Eighty yards to cover, little more than 2 minutes left, no timeouts to help. Rookie quarterback T.J. Yates faced his biggest challenge as he lined up for the snap.

With savvy and a scramble, he pulled it off.

Yates led the biggest drive in Texans history on Sunday, one that put them in the end zone and the playoffs. He threw a 6-yard touchdown pass with 2 seconds left for a 20-19 victory over the Cincinnati Bengals that sent the expansion team into the playoffs for the first time.

“It’s pretty crazy,” Yates said. “A lot of people in this organization have waited a long time for this. This is a special day for this team and this organization.”

In the span of a few wild minutes, everything broke their way.

With their seventh straight win, the Texans (10-3) moved to the threshold of the playoffs. They hugged on the field then headed to the locker room, where they huddled around a television set and watched the final minutes of Tennessee’s game play out.

They needed a Titans loss to clinch the AFC South.

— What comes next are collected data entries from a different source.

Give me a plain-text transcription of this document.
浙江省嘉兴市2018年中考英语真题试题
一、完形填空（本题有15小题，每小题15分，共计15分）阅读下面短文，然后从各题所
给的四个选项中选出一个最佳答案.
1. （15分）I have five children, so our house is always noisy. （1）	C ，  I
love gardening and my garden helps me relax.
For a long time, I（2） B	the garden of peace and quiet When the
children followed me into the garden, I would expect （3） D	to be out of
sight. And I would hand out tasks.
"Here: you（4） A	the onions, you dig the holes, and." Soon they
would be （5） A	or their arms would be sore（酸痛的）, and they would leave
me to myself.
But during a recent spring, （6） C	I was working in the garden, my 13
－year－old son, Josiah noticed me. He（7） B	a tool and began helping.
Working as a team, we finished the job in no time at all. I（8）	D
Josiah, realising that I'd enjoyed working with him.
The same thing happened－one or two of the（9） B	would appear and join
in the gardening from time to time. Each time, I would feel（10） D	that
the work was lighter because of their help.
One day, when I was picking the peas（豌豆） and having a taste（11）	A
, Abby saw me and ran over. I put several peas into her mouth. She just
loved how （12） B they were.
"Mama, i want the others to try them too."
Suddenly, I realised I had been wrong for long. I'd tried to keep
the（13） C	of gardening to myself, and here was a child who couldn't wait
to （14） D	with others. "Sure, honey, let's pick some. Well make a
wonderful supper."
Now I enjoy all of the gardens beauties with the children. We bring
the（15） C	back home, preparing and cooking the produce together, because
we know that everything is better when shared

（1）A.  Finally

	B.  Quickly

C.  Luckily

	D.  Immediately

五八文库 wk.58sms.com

When time ran out on the Titans, preserving New Orleans’ 22-17 victory, the Texans screamed, hugged, and donned black championship caps and white T-shirts. Injured receiver Andre Johnson, who didn’t play because of a strained hamstring, got a game ball for his part in turning the team into a winner.

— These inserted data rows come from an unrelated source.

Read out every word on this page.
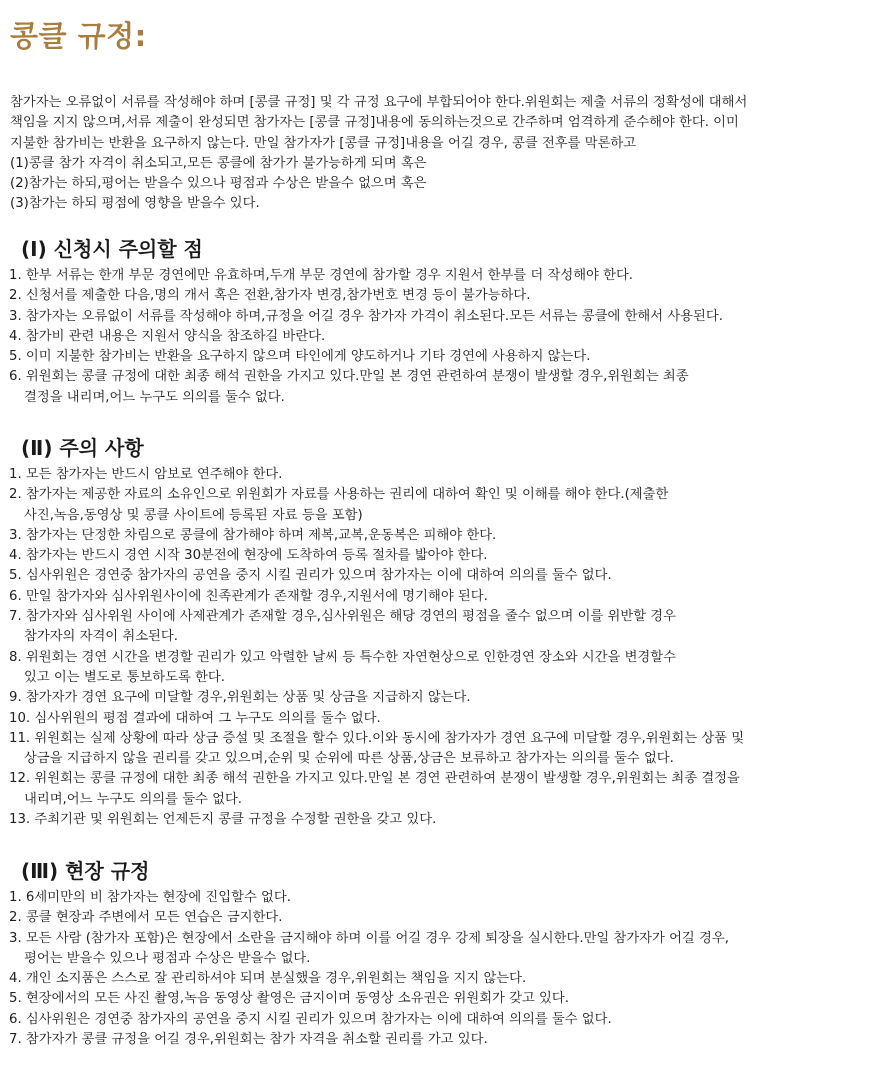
콩클 규정:

참가자는 오류없이 서류를 작성해야 하며 [콩클 규정] 및 각 규정 요구에 부합되어야 한다.위원회는 제출 서류의 정확성에 대해서

책임을 지지 않으며,서류 제출이 완성되면 참가자는 [콩클 규정]내용에 동의하는것으로 간주하며 엄격하게 준수해야 한다. 이미

지불한 참가비는 반환을 요구하지 않는다. 만일 참가자가 [콩클 규정]내용을 어길 경우, 콩클 전후를 막론하고

(1)콩클 참가 자격이 취소되고,모든 콩클에 참가가 불가능하게 되며 혹은

(2)참가는 하되,평어는 받을수 있으나 평점과 수상은 받을수 없으며 혹은

(3)참가는 하되 평점에 영향을 받을수 있다.

(Ⅰ) 신청시 주의할 점

1. 한부 서류는 한개 부문 경연에만 유효하며,두개 부문 경연에 참가할 경우 지원서 한부를 더 작성해야 한다.

2. 신청서를 제출한 다음,명의 개서 혹은 전환,참가자 변경,참가번호 변경 등이 불가능하다.

3. 참가자는 오류없이 서류를 작성해야 하며,규정을 어길 경우 참가자 가격이 취소된다.모든 서류는 콩클에 한해서 사용된다.

4. 참가비 관련 내용은 지원서 양식을 참조하길 바란다.

5. 이미 지불한 참가비는 반환을 요구하지 않으며 타인에게 양도하거나 기타 경연에 사용하지 않는다.

6. 위원회는 콩클 규정에 대한 최종 해석 권한을 가지고 있다.만일 본 경연 관련하여 분쟁이 발생할 경우,위원회는 최종

결정을 내리며,어느 누구도 의의를 둘수 없다.

(Ⅱ) 주의 사항

1. 모든 참가자는 반드시 암보로 연주해야 한다.

2. 참가자는 제공한 자료의 소유인으로 위원회가 자료를 사용하는 권리에 대하여 확인 및 이해를 해야 한다.(제출한

사진,녹음,동영상 및 콩클 사이트에 등록된 자료 등을 포함)

3. 참가자는 단정한 차림으로 콩클에 참가해야 하며 제복,교복,운동복은 피해야 한다.

4. 참가자는 반드시 경연 시작 30분전에 현장에 도착하여 등록 절차를 밟아야 한다.

5. 심사위원은 경연중 참가자의 공연을 중지 시킬 권리가 있으며 참가자는 이에 대하여 의의를 둘수 없다.

6. 만일 참가자와 심사위원사이에 친족관계가 존재할 경우,지원서에 명기해야 된다.

7. 참가자와 심사위원 사이에 사제관계가 존재할 경우,심사위원은 해당 경연의 평점을 줄수 없으며 이를 위반할 경우

참가자의 자격이 취소된다.

8. 위원회는 경연 시간을 변경할 권리가 있고 악렬한 날씨 등 특수한 자연현상으로 인한경연 장소와 시간을 변경할수

있고 이는 별도로 통보하도록 한다.

9. 참가자가 경연 요구에 미달할 경우,위원회는 상품 및 상금을 지급하지 않는다.

10. 심사위원의 평점 결과에 대하여 그 누구도 의의를 둘수 없다.

11. 위원회는 실제 상황에 따라 상금 증설 및 조절을 할수 있다.이와 동시에 참가자가 경연 요구에 미달할 경우,위원회는 상품 및

상금을 지급하지 않을 권리를 갖고 있으며,순위 및 순위에 따른 상품,상금은 보류하고 참가자는 의의를 둘수 없다.

12. 위원회는 콩클 규정에 대한 최종 해석 권한을 가지고 있다.만일 본 경연 관련하여 분쟁이 발생할 경우,위원회는 최종 결정을

내리며,어느 누구도 의의를 둘수 없다.

13. 주최기관 및 위원회는 언제든지 콩클 규정을 수정할 권한을 갖고 있다.

(Ⅲ) 현장 규정

1. 6세미만의 비 참가자는 현장에 진입할수 없다.

2. 콩클 현장과 주변에서 모든 연습은 금지한다.

3. 모든 사람 (참가자 포함)은 현장에서 소란을 금지해야 하며 이를 어길 경우 강제 퇴장을 실시한다.만일 참가자가 어길 경우,

평어는 받을수 있으나 평점과 수상은 받을수 없다.

4. 개인 소지품은 스스로 잘 관리하셔야 되며 분실했을 경우,위원회는 책임을 지지 않는다.

5. 현장에서의 모든 사진 촬영,녹음 동영상 촬영은 금지이며 동영상 소유권은 위원회가 갖고 있다.

6. 심사위원은 경연중 참가자의 공연을 중지 시킬 권리가 있으며 참가자는 이에 대하여 의의를 둘수 없다.

7. 참가자가 콩클 규정을 어길 경우,위원회는 참가 자격을 취소할 권리를 가고 있다.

“Words really can’t describe it,” Johnson said. “It’s something I’ve been waiting for for a long time.”

Since their inaugural season in 2002, the Texans have been little more than a tease. They’d come close to reaching the playoffs, only to fade and fumble in the big games. They couldn’t quite get that breakthrough win.

An unlikely rookie took them the last step.

Yates, a fifth-round draft pick, got his chance when Matt Schaub and Matt Leinart suffered season-ending injuries in consecutive weeks. Making only his second start, Yates led the Texans on their biggest comeback of the season.

With everything on the line for both teams, the Bengals (7-6) couldn’t stop him.

“A rookie quarterback beat us today,” safety Chris Crocker said. “He did it with both his arm and his feet. I don’t even know what to say. Wow.”

Wow, indeed.

Yates scrambled 17 yards on third-and-15 to keep the drive going. A pass interference penalty on Adam “Pacman” Jones put the ball at the 6-yard line with 12 seconds left. After an incompletion, Walter lined up wide right, cut to the middle of the field and was uncovered at the goal line.

Offensive tackle Duane Brown ran to Yates and repeatedly slapped his helmet in celebration.

The kid had come through when it mattered most.

“Hey, we’re champs!” receiver Jacoby Jones said. “All my years I’ve been playing, I’ve never been on a team that got over the hump.”

Only 41,202 fans — the second-smallest crowd in Paul Brown Stadium history — showed up to watch the Bengals turn themselves into a long shot for the playoffs. They’d lost three of their last four, including a 35-7 drubbing in Pittsburgh last week that essentially eliminated them from the AFC North race.

Now, they’re going to need help getting the final wild card berth.